Rotating dyonic black hole in n = 2, u(1)² gauged supergravity as natural laboratory for high energy particle collisions

In the present work, we explore several gravitational aspects such as energy extraction (via the Penrose process and superradiance), particle collisions around a N = 2, U(1)² rotating dyonic black hole (BH) in the gauged supergravity model. The influence of the rotation parameter (a) and the gauge coupling constant (g) on the behavior of the horizon and ergoregion of the BH is investigated. In comparison to the extremal Kerr BH, the gauge coupling constant, under certain constraints, can interestingly enhance the maximum efficiency of energy extraction through the Penrose process by almost twice.
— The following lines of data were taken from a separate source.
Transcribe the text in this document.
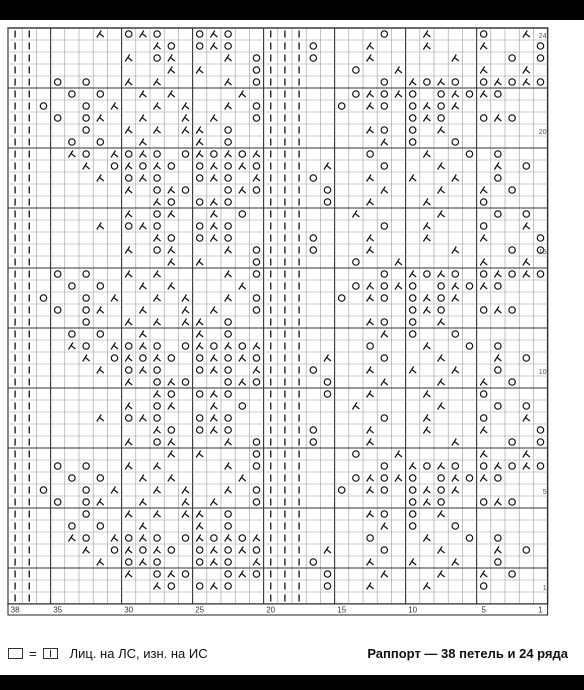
38	35	30	25	20	15	10	5	1
24
20
15
10
5
1
=	Лиц. на ЛС, изн. на ИС	Раппорт — 38 петель и 24 ряда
Under the same constraints, we can extract approximately 60.75% of the initial mass-energy from the BH which is noticeably higher and far different from that of the Kerr BH. The limit of energy extraction in terms of the local speeds of the fragments is also determined with the help of the Wald inequality. We discover an upper limit on the gauge coupling constant up to which superradiance is likely to occur. Finally, we estimate the center-of-mass energy (E_CM) of two particles with the same rest mass moving in the equatorial plane of the BH. Our study also aims to sensitize E_CM to the parameters a and g for both extremal and nonextremal spacetime. Especially, for the extremal case, an infinitely large amount of E_CM can be achieved closer to the event horizon confirming a basic point of view that an extreme supergravity BH with dyons could serve as ultimate particle accelerators as compared to Kerr and any other generalized BHs in this family and other alternative theories of gravity. However, E_CM for the nonextremal spacetime is shown to be finite and has an upper bound.